What if AI could not just answer questions, but actively plan scientific research? Not generating text — creating coherent, novel experiment plans that experts rate as better than human-written ones. Sounds like science fiction? Researchers from Meta AI and partners just achieved this.

The Problem: How Do You Grade Scientific Creativity?

Training models for “closed” tasks (math, coding) is relatively straightforward — the answer is correct or not. But how do you evaluate a research plan?

  • There’s no single “correct” answer
  • Novelty is subjective
  • Feasibility depends on context
  • Experts disagree

Traditional approaches would require thousands of hours of expert time evaluating each generated plan. Impossible to scale.

The Solution: Let Science Grade Science

The authors had an elegant idea: extract evaluation criteria from existing scientific publications.

Step 1: Rubric Extraction

From each scientific paper, you can extract:

  1. Research goal — what did the authors want to achieve?
  2. Grading rubric — what criteria must a good plan for this goal satisfy?

For example, for a fraud detection paper:

  • Goal: “Detect credit card fraud in real-time”
  • Rubric:
    • Does the plan address class imbalance?
    • Does it consider latency requirements?
    • Does it propose metrics beyond accuracy?

Step 2: Self-Assessment with Frozen Grader

Here’s the key innovation. Instead of asking external experts to evaluate:

  1. Take the initial model version and freeze it (frozen grader)
  2. Train a new model version to generate plans
  3. Have the frozen model grade those plans against rubrics
  4. Use grades as reward signal in RL

Why does this work? The frozen model creates a stable reference point. Even if its grades aren’t perfect, they’re consistent — and that’s enough for learning.

$$ L = - E_{x} \left[ \sum_i r_i(G(x), \text{rubric}_i) \right] $$

where $G$ is the plan generator, and $r_i$ is the grade from the frozen grader for the $i$-th criterion.

Results: Numbers That Surprise

Expert Preferences

In blind tests with domain experts:

ComparisonPreference for AI
vs. baseline (Qwen3-30B)70%
vs. plans from papers52%

The model trained with this method was preferred 70% of the time over the baseline. Moreover — in half the cases experts preferred the AI plan over the original plan from the publication!

Rubric Quality

84% of automatically extracted rubrics were rated by humans as “good or very good”. The system learned on its own to recognize what makes a research plan valuable.

Generalization

The model trained primarily on ML generalizes to:

  • Medical research — without access to clinical data
  • Physics — with different notation conventions
  • Biology — with completely different methodology

12-22% improvement over baseline holds across domains.

Why This Matters

For Scientists

This isn’t a tool to “replace” scientists. It’s a planning assistant:

  • Generates alternative approaches to problems
  • Points out gaps in existing plans
  • Suggests methodologies from other fields
  • Accelerates brainstorming

For the AI Industry

The self-assessment with frozen grader technique is general:

  • Doesn’t require experts for labeling
  • Scales to any number of examples
  • Works in domains without ground truth

For Philosophy of Science

What does it mean that AI can write “better” research plans? Is scientific creativity more systematic than we thought?

Limitations

The authors are honest about limitations:

  1. No plan execution — the model generates plans but doesn’t execute them. A good plan isn’t the same as good results.

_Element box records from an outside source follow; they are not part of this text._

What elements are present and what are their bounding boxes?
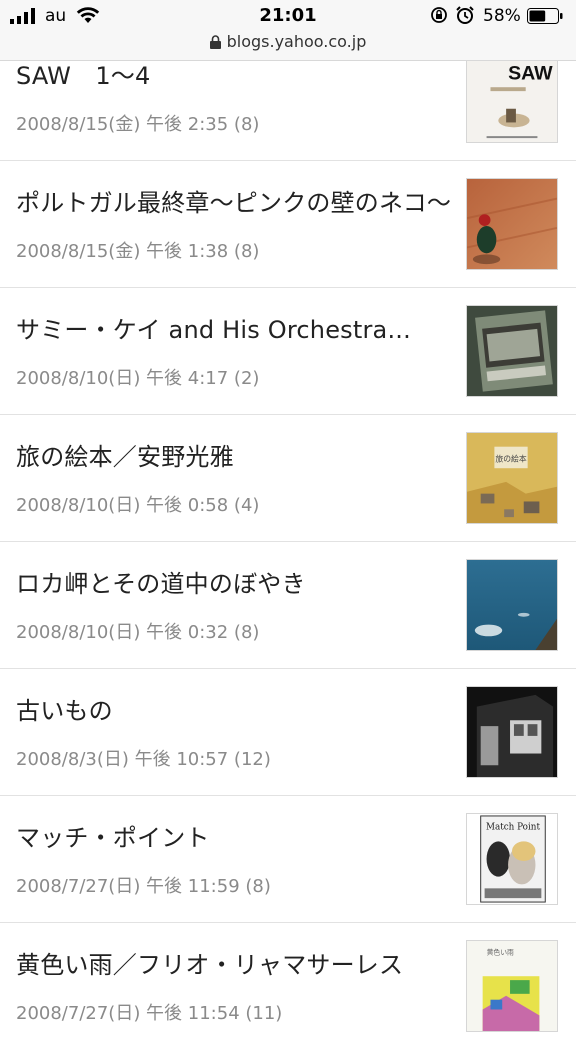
rotation-lock-icon <box>430 6 448 28</box>
list-item[interactable]: ポルトガル最終章〜ピンクの壁のネコ〜 2008/8/15(金) 午後 1:38 … <box>0 161 576 288</box>
match-point-poster-thumbnail[interactable]: Match Point <box>466 813 558 905</box>
status-bar: au 21:01 58% blogs.yahoo.co.jp <box>0 0 576 61</box>
list-item[interactable]: 古いもの 2008/8/3(日) 午後 10:57 (12) <box>0 669 576 796</box>
list-item[interactable]: ロカ岬とその道中のぼやき 2008/8/10(日) 午後 0:32 (8) <box>0 542 576 669</box>
post-meta: 2008/8/10(日) 午後 0:32 (8) <box>16 622 260 643</box>
post-title[interactable]: サミー・ケイ and His Orchestra... <box>16 310 411 345</box>
list-item[interactable]: 黄色い雨／フリオ・リャマサーレス 2008/7/27(日) 午後 11:54 (… <box>0 923 576 1050</box>
post-meta: 2008/7/27(日) 午後 11:59 (8) <box>16 876 271 897</box>
lock-icon <box>209 34 221 53</box>
post-title[interactable]: SAW 1〜4 <box>16 56 150 91</box>
alarm-icon <box>455 5 475 29</box>
post-title[interactable]: 黄色い雨／フリオ・リャマサーレス <box>16 945 403 980</box>
thumb-text: Match Point <box>486 823 541 833</box>
rooster-figurine-thumbnail[interactable] <box>466 178 558 270</box>
battery-percent: 58% <box>483 6 521 26</box>
post-meta: 2008/8/15(金) 午後 2:35 (8) <box>16 114 260 135</box>
picture-book-thumbnail[interactable]: 旅の絵本 <box>466 432 558 524</box>
post-title[interactable]: マッチ・ポイント <box>16 818 210 853</box>
url-bar[interactable]: blogs.yahoo.co.jp <box>0 32 576 53</box>
url-text: blogs.yahoo.co.jp <box>226 32 367 51</box>
thumb-text: 旅の絵本 <box>495 453 526 463</box>
saw-poster-thumbnail[interactable]: SAW <box>466 51 558 143</box>
post-meta: 2008/8/15(金) 午後 1:38 (8) <box>16 241 260 262</box>
post-meta: 2008/8/10(日) 午後 0:58 (4) <box>16 495 260 516</box>
old-building-thumbnail[interactable] <box>466 686 558 778</box>
post-title[interactable]: ポルトガル最終章〜ピンクの壁のネコ〜 <box>16 183 451 218</box>
book-cover-thumbnail[interactable]: 黄色い雨 <box>466 940 558 1032</box>
battery-icon <box>527 8 563 28</box>
ocean-cliff-thumbnail[interactable] <box>466 559 558 651</box>
post-title[interactable]: 旅の絵本／安野光雅 <box>16 437 234 472</box>
list-item[interactable]: 旅の絵本／安野光雅 2008/8/10(日) 午後 0:58 (4) 旅の絵本 <box>0 415 576 542</box>
list-item[interactable]: サミー・ケイ and His Orchestra... 2008/8/10(日)… <box>0 288 576 415</box>
post-meta: 2008/7/27(日) 午後 11:54 (11) <box>16 1003 283 1024</box>
post-meta: 2008/8/3(日) 午後 10:57 (12) <box>16 749 271 770</box>
thumb-text: SAW <box>508 62 553 84</box>
list-item[interactable]: マッチ・ポイント 2008/7/27(日) 午後 11:59 (8) Match… <box>0 796 576 923</box>
post-title[interactable]: ロカ岬とその道中のぼやき <box>16 564 306 599</box>
thumb-text: 黄色い雨 <box>487 948 514 957</box>
post-title[interactable]: 古いもの <box>16 691 113 726</box>
record-jacket-thumbnail[interactable] <box>466 305 558 397</box>
post-meta: 2008/8/10(日) 午後 4:17 (2) <box>16 368 260 389</box>
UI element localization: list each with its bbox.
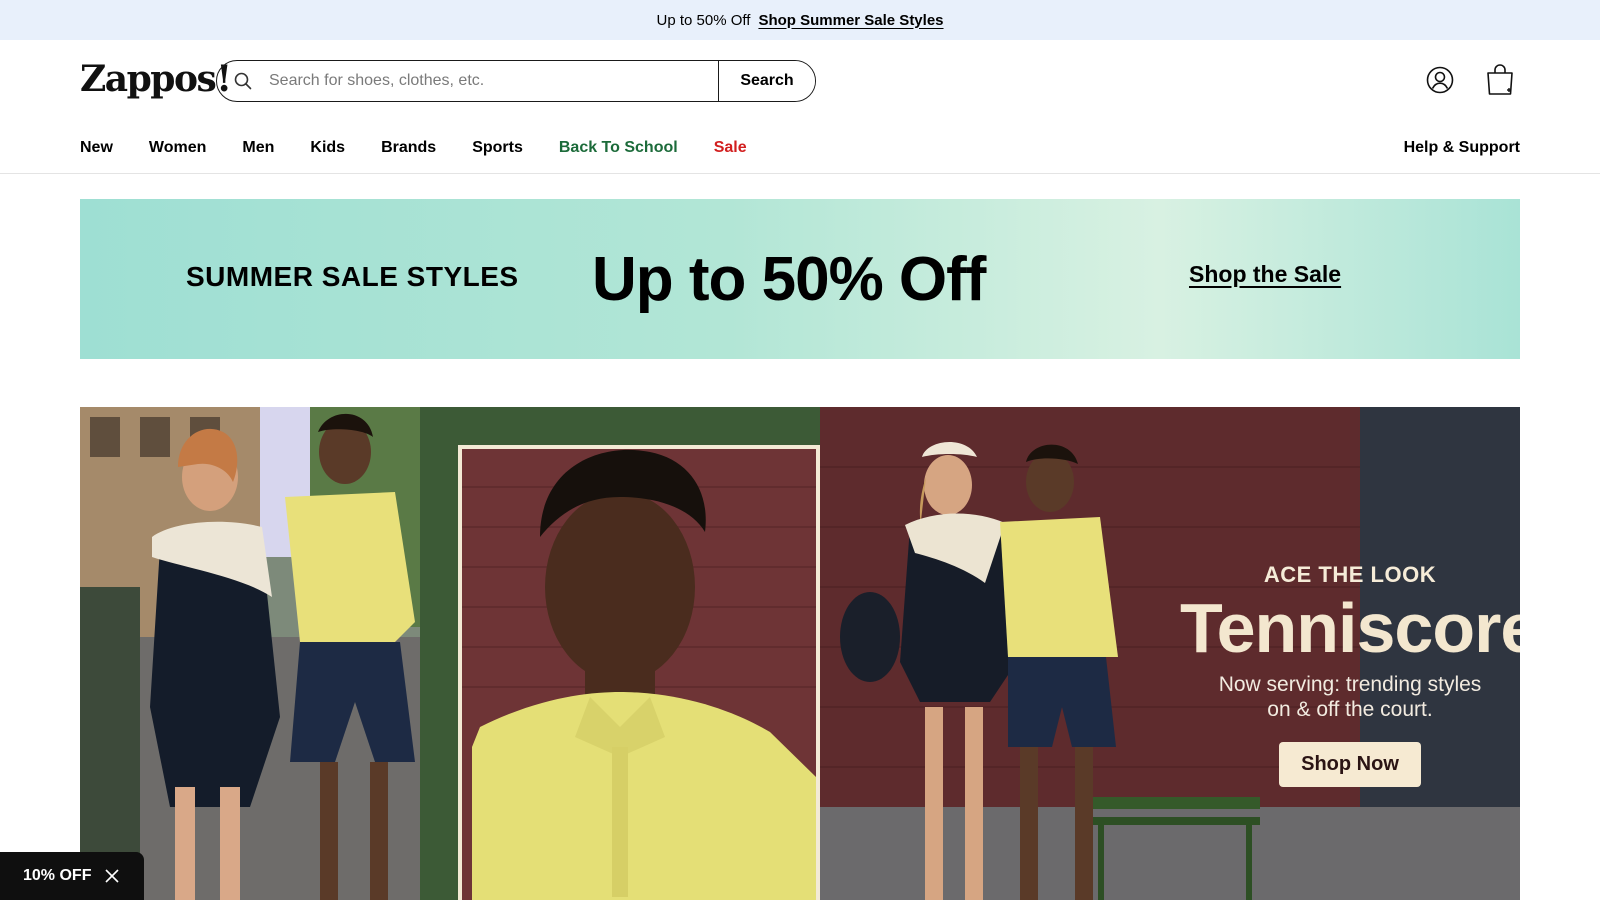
account-icon[interactable]: [1426, 66, 1454, 94]
nav-item-help-support[interactable]: Help & Support: [1404, 139, 1520, 157]
search-button[interactable]: Search: [718, 61, 815, 101]
cart-icon[interactable]: [1485, 64, 1515, 96]
hero-eyebrow: ACE THE LOOK: [1263, 562, 1437, 587]
hero-banner[interactable]: ACE THE LOOK Tenniscore Now serving: tre…: [80, 407, 1520, 900]
search-icon: [217, 61, 269, 101]
nav-item-sale[interactable]: Sale: [714, 139, 747, 157]
main-nav: New Women Men Kids Brands Sports Back To…: [80, 136, 1520, 160]
promo-link[interactable]: Shop Summer Sale Styles: [758, 12, 943, 29]
discount-label[interactable]: 10% OFF: [23, 867, 91, 885]
nav-item-sports[interactable]: Sports: [472, 139, 523, 157]
search-bar: Search: [216, 60, 816, 102]
close-icon[interactable]: [105, 869, 120, 883]
nav-item-brands[interactable]: Brands: [381, 139, 436, 157]
promo-strip: Up to 50% Off Shop Summer Sale Styles: [0, 0, 1600, 40]
banner-label: SUMMER SALE STYLES: [186, 261, 519, 292]
search-input[interactable]: [269, 61, 718, 101]
discount-tab: 10% OFF: [0, 852, 144, 900]
nav-item-new[interactable]: New: [80, 139, 113, 157]
logo-wordmark: Zappos: [80, 58, 217, 100]
nav-item-women[interactable]: Women: [149, 139, 206, 157]
zappos-logo[interactable]: Zappos!: [80, 58, 232, 100]
nav-item-kids[interactable]: Kids: [310, 139, 345, 157]
promo-text: Up to 50% Off: [656, 11, 751, 29]
site-header: Zappos! Search New Women Men Kids Brands…: [0, 40, 1600, 174]
nav-item-men[interactable]: Men: [242, 139, 274, 157]
shop-now-button[interactable]: Shop Now: [1279, 742, 1421, 787]
nav-item-back-to-school[interactable]: Back To School: [559, 139, 678, 157]
hero-copy: ACE THE LOOK Tenniscore Now serving: tre…: [1180, 562, 1520, 787]
banner-headline: Up to 50% Off: [592, 245, 986, 314]
hero-subtitle-line-2: on & off the court.: [1267, 698, 1433, 721]
summer-sale-banner[interactable]: SUMMER SALE STYLES Up to 50% Off Shop th…: [80, 199, 1520, 359]
shop-the-sale-link[interactable]: Shop the Sale: [1189, 261, 1341, 288]
hero-headline: Tenniscore: [1180, 589, 1520, 667]
hero-subtitle-line-1: Now serving: trending styles: [1218, 673, 1482, 696]
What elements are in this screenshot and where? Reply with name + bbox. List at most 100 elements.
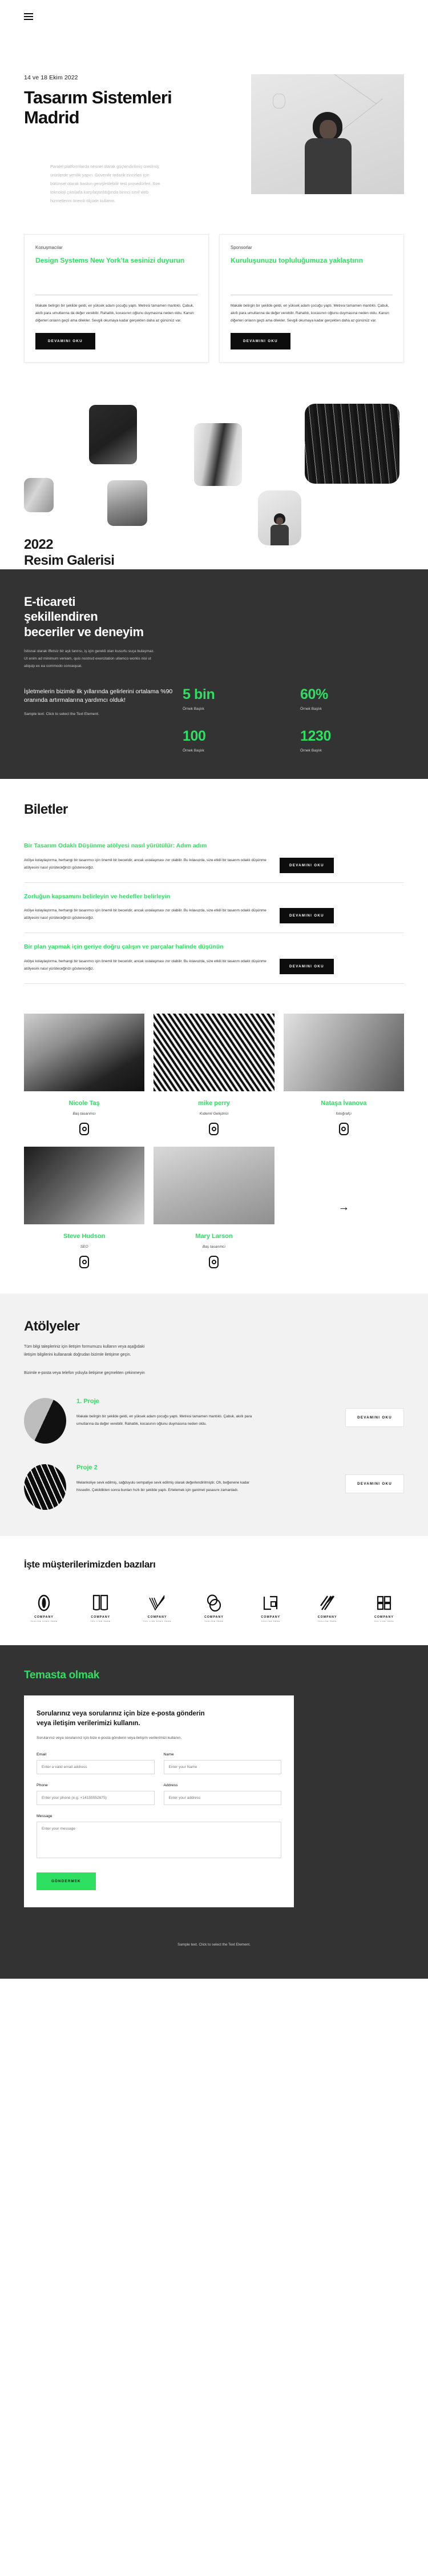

  2. Data bias — rubrics come from existing publications, which may favor conventional approaches.

  3. AI evaluation — even experts might miss subtle problems the model propagates.

Technical Details

For the advanced reader:

Base model: Qwen3-30B-A3B (Mixture of Experts)

Training data:

  • ~10k papers from arXiv (primarily ML)
  • Automatic extraction of goals and rubrics
  • Filtering by rubric quality

RL Training:

  • PPO with KL penalty relative to base model
  • Multi-reward: separate reward for each rubric criterion
  • Frozen grader = checkpoint from before training

Evaluation:

  • 225 hours of evaluation by domain experts
  • Frontier models (GPT-4, Claude) as additional evaluators
  • Out-of-domain tests on medicine and physics

Conclusion

This paper shows we can train AI for tasks requiring “creativity” — if we cleverly define what that creativity is. Instead of asking “is this creative?”, we ask “does it meet criteria that scientists themselves consider important?”.

This is a fundamental perspective shift: from subjective evaluation to operationalizing expertise.

Will AI replace scientists? No. But AI as a collaborator — that’s happening now.